香盤表の仕事はひとつだけです。適切な人を、適切な場所に、適切な機材とともに、適切な時刻に届けること。そしてこの仕事は日常的に失敗します。情報が間違っているからではなく、書類が読めないからです。スタッフは肝心な一行を読み飛ばしていきます。
読み飛ばされる香盤表と、実際に読まれる香盤表を分けるものを見ていきます。
ほとんどの人が読むのは上三分の一だけ
全員がページの上を読み、誰も下を読まないと考えてください。皮肉ではなく、香盤表とは実際そう使われるものです。朝5時、半分寝たまま、番号ひとつと住所ひとつを探して目を走らせる。上に間違ったものを置き、下に肝心なものを置けば、その書類は一日が始まる前に失敗しています。
上三分の一に必要なのは、日付、スタッフ全体の集合時刻、住所を省略しない撮影場所、駐車の案内、そしてその日の最初のショットです。天候が効いてくるなら、たとえばロケや、時間の限られた夜間撮影なら、それもここに入ります。それ以外はすべて下で構いません。
全体の集合時刻ではなく、個別の入り時間を
数人を超える規模の現場で「スタッフ集合7時」の一行だけというのは、ほぼ役に立ちません。ヘアメイクと照明・撮影助手が同じ時刻に入る必要はないし、朝一のシーンに出る俳優と、午後まで出番のない俳優の入り時間は違います。
入り時間は部署ごとに、キャストについては個人ごとに書いてください。これには二つの効果があります。必要になるまでの一時間、十五人が立ち尽くすのを防ぐこと。そしてもうひとつ、誰かの入り時間が間違っていればすぐ目に見えることです。時刻が名前に紐づいているので、ブロックのなかに埋もれません。
脚本順ではなく、撮影順
香盤表のシーン一覧はその日の撮影順であって、脚本に出てくる順とは往々にして違います。これは香盤表でいちばんよくある混乱の元なので、みんな分かっているだろうと考えず、一覧の頭に明記する価値があります。

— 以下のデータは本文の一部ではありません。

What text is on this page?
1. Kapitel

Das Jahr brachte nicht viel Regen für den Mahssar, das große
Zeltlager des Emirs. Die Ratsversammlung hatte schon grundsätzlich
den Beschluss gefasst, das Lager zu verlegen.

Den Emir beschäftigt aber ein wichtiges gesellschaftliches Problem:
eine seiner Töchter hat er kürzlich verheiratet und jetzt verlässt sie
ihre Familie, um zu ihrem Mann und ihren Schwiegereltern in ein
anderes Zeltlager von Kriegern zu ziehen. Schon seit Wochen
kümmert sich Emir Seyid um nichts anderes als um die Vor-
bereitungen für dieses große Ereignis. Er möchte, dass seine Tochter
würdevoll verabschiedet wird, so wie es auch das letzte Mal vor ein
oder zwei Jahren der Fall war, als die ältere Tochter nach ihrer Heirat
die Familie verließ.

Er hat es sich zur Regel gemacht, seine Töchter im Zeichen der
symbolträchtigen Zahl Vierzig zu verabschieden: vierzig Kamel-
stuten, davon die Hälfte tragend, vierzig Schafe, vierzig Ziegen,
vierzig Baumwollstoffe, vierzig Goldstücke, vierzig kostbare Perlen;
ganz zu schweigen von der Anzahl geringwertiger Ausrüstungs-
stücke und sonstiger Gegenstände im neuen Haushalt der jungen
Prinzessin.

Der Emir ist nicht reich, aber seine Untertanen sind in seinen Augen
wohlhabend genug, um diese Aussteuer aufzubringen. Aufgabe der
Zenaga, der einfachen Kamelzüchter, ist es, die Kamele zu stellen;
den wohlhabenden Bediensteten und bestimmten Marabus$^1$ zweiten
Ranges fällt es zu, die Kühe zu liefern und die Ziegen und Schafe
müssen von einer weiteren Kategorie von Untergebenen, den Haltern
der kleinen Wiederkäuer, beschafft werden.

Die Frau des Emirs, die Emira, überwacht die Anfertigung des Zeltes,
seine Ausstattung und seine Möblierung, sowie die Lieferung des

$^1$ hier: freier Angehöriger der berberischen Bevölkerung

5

各シーンの行に必要なのは、シーン番号、内景・外景と昼夜、一行の内容、ページ数、そして出演するキャストです。この一覧を読んだ助監督は、その日の予定が現実的かどうかを一目で判断できるべきですし、衣装部は、どの俳優が何時までにどの衣装でいるべきかが正確に分かるべきです。
本当に必要になる連絡先
すべての電話番号が香盤表に載るべきではありませんが、必要なものは見つけやすくなければいけません。制作事務所、チーフ助監督、ロケーションマネージャー、そして緊急時の担当者。最寄りの病院があるなら、それは末尾の付け足しではなくここに入ります。
この欄は小さくて地味ですが、実際に切迫した状況で人が探すのはここです。だからスクロールしないと見つからない場所にあってはいけません。
香盤表に載せないもの
すべてを伝えようとする香盤表は、何ひとつうまく伝えられません。キャラクターの背景、部署固有の技術メモ、長文のスタッフ連絡。これらには別の居場所があります。香盤表は一日分の運用書類であって、制作バイブルではありません。二文を超えるメモは、たぶん項目ではなくメールです。
すでにあるものから生成する
毎日ゼロから作る香盤表は、スケジュールとシーン分解にすでにある情報を写しているだけです。どのシーンを撮るのか、どのキャストとロケーションが関わるのか、どの順番なのか。それを手で打ち直すところにミスが入り込みます。撮影スケジュールと合わないシーン番号、あとから追加されたシーンに出ていることを誰かが忘れて一覧から漏れたキャスト。
plotwellでは、香盤表はその日の予定シーンとその分解データから直接引いてきます。キャスト、ロケーション、シーン順は、香盤(ストリップボード)が使っているのと同じ出どころから来るので、二つの書類が知らないうちに食い違うことがありません。部署ごとの入り時間と連絡先を一度入れておけば、スケジュールが変わるたびに香盤表は正しく作り直されます。撮影日の前夜に手で組み直す必要はありません。
いちばん良い香盤表とは、誰も二度考えずに済むものです。上に必要なものがあり、自分の入り時間が合っていて、最初のシーンがどれかが合っている。それだけです。